Il 2° Capo della Marina ha così tentato la via della Cassazione articolando il ricorso su quattro motivi, tutti rigettati sistematicamente dalla Cassazione.
Stralcio della sentenza della Corte di Cassazione.
E’ particolare assolutamente insignificante che non incide sulla tipicità
della condotta di minacciosa ed arrogante contestazione dell’autorità del
superiore- sostengono i giudici – il fatto che l’incontro tra il militare ed il suo superiore iniziò
senza toni concitati e che la conversazione degenerò solo successivamente.
L’imputato, come dichiarato dai testimoni, pose in essere “una aperta
e plateale contestazione delle legittime prerogative del superiore”, ne mise in
discussione “l’autorità e il prestigio”, ne offese “la dignità e l’onore dicendogli
«che non era nessuno»
La Corte militare, inoltre – continuano i giudici – ha dato compiuta motivazione circa la decisione di
non dare luogo alla rinnovazione istruttoria per l’assunzione della testimonianza di un altro militare, rilevando che erano state già acquisite le dichiarazioni degli unici due testimoni che avevano assistito al fatto e che, pertanto, nulla di più e di nuovo avrebbe potuto aggiungere il terzo militare.

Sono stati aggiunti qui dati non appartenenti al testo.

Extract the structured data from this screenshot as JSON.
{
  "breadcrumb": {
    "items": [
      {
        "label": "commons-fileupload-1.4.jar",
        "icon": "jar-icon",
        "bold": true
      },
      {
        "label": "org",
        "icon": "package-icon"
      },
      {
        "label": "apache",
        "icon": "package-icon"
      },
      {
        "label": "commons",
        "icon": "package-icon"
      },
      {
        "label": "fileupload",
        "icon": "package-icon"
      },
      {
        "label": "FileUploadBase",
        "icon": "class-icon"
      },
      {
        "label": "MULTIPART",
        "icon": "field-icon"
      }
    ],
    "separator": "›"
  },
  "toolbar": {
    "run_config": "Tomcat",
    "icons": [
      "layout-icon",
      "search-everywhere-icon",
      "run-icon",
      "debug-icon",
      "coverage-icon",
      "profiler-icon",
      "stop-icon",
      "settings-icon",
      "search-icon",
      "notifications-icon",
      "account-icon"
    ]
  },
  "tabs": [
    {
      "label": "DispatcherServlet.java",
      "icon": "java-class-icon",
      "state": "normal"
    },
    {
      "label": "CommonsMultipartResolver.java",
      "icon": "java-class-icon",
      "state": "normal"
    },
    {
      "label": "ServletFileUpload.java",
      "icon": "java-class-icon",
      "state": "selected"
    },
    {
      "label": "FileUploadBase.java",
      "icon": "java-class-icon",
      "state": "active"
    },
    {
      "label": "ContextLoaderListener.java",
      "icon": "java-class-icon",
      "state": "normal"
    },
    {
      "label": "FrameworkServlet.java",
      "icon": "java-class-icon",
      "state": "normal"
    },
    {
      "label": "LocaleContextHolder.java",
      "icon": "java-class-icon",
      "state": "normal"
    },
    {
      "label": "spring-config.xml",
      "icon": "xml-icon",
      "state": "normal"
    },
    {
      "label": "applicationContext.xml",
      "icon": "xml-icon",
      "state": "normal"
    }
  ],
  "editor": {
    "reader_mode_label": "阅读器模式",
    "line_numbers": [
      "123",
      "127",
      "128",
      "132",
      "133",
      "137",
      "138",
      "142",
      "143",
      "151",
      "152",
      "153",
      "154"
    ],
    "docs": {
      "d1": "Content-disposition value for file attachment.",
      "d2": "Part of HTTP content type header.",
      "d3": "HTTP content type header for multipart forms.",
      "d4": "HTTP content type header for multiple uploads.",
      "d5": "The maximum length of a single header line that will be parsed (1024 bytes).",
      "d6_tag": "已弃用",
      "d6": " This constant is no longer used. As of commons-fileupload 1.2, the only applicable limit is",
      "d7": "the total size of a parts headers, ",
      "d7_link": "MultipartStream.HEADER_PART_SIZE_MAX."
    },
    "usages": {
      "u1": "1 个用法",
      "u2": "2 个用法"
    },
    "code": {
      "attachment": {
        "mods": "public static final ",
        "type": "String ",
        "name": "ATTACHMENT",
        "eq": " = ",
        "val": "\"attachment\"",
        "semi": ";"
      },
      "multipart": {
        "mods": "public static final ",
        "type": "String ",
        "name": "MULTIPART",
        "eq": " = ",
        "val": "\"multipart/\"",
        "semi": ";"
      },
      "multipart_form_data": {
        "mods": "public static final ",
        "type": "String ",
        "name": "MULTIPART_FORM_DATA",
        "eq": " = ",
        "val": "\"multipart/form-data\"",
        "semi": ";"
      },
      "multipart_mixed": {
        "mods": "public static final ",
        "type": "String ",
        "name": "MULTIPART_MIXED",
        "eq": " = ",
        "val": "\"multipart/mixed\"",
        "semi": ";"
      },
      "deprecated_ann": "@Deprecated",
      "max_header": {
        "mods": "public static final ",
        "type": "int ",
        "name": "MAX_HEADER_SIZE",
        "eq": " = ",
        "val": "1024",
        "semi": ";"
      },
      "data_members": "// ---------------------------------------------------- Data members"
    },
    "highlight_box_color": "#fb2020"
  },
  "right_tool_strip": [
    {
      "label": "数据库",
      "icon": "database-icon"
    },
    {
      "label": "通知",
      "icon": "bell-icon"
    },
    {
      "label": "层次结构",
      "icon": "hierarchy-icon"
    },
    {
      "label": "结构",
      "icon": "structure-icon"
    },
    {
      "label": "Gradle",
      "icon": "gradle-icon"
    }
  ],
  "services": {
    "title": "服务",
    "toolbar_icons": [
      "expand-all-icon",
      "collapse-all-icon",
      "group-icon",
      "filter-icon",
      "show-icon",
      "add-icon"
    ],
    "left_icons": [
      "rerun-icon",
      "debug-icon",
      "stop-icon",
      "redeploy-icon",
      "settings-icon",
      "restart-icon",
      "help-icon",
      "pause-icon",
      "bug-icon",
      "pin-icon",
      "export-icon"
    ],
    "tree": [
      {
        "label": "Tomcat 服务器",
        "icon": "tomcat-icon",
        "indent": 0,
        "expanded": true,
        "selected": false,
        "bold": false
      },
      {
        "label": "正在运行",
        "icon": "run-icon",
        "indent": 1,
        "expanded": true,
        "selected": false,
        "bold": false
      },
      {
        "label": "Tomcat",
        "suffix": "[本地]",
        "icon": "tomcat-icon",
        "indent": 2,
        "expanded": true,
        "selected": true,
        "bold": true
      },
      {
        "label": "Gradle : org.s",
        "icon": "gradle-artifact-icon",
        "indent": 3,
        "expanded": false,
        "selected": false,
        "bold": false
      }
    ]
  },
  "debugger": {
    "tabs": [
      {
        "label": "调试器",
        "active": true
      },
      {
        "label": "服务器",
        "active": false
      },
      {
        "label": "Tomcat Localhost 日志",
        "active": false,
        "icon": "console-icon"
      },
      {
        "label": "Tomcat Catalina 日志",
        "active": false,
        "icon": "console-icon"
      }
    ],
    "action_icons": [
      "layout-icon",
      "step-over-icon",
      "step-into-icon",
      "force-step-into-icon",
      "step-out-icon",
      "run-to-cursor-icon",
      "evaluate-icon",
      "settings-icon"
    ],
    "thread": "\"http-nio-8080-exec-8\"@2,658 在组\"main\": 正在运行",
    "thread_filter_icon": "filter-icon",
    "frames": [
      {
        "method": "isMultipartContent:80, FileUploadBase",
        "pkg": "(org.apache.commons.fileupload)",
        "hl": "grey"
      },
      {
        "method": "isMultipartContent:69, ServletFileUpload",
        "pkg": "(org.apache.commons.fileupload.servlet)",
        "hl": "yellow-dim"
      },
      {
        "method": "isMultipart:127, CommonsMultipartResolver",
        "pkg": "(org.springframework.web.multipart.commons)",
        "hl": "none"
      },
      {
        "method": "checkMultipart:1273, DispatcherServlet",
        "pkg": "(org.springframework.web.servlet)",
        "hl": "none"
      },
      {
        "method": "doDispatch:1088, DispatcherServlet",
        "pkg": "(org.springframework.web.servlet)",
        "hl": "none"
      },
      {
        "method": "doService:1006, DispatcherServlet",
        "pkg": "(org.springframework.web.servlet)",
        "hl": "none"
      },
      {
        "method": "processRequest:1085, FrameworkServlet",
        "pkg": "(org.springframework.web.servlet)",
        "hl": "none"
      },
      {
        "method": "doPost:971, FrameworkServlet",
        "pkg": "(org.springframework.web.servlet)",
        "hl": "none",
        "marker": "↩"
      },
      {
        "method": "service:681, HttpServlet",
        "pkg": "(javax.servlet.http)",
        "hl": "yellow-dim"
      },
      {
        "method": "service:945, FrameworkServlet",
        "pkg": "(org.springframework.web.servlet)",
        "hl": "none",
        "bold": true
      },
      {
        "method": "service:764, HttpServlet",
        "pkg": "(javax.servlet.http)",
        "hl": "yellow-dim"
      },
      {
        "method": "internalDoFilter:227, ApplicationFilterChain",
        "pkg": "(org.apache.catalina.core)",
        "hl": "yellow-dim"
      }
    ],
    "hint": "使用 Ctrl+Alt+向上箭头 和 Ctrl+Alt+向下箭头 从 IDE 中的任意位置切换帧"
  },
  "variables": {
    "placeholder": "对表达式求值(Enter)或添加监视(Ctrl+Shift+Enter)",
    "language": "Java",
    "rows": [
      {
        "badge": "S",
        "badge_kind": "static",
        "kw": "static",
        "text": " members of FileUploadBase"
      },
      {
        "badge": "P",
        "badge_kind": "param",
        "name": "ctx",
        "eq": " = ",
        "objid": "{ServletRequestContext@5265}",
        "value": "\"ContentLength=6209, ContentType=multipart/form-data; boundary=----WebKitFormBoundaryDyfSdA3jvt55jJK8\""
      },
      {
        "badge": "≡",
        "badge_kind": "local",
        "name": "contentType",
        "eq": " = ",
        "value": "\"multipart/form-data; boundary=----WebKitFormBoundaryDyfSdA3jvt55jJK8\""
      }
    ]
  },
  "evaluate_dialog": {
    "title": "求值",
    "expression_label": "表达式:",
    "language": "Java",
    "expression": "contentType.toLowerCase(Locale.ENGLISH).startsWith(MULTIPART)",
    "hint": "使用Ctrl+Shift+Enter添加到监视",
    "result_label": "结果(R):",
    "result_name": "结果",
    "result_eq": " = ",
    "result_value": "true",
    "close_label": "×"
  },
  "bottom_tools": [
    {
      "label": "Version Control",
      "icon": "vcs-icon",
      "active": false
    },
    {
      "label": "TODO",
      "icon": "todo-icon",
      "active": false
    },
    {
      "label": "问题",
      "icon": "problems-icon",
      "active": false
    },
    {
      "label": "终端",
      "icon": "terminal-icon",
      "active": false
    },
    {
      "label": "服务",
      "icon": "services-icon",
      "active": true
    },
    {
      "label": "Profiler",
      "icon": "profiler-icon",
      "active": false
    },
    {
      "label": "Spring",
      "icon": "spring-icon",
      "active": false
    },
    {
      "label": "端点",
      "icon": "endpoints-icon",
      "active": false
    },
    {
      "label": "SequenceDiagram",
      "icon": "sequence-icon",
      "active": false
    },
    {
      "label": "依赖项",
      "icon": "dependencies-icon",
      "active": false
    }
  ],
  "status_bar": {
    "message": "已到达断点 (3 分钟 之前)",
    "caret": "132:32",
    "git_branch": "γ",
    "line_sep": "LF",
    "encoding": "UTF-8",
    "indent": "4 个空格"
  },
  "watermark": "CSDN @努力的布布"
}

La stessa Corte militare – concludono i giudici – ha infine dato adeguatamente conto del diniego delle ragioni per le quali le attenuanti generiche non possono prevalere sulle contestate aggravanti, richiamando il carattere di “platealità” della condotta di insubordinazione tenuta dall’imputato. Si tratta di un giudizio di fatto, rimesso interamente al giudice del merito e non censurabile in sede di legittimità se adeguatamente motivato.
Il ricorso deve pertanto essere rigettato. Consegue al rigetto la condanna del ricorrente al pagamento delle spese processuali e la condanna alla rifusione delle spese sostenute nel grado dalla parte civile costituita, che sono liquidate come da dispositivo.
Quindi, in buona sostanza, in taluni ambienti ed in determinate circostanze, è sempre meglio cercare di mantenere un comportamento equilibrato, senza lasciarsi andare a frasi che potrebbero ripercuotersi in modo negativo sulla carriera e di conseguenza su tutto il nucleo familiare.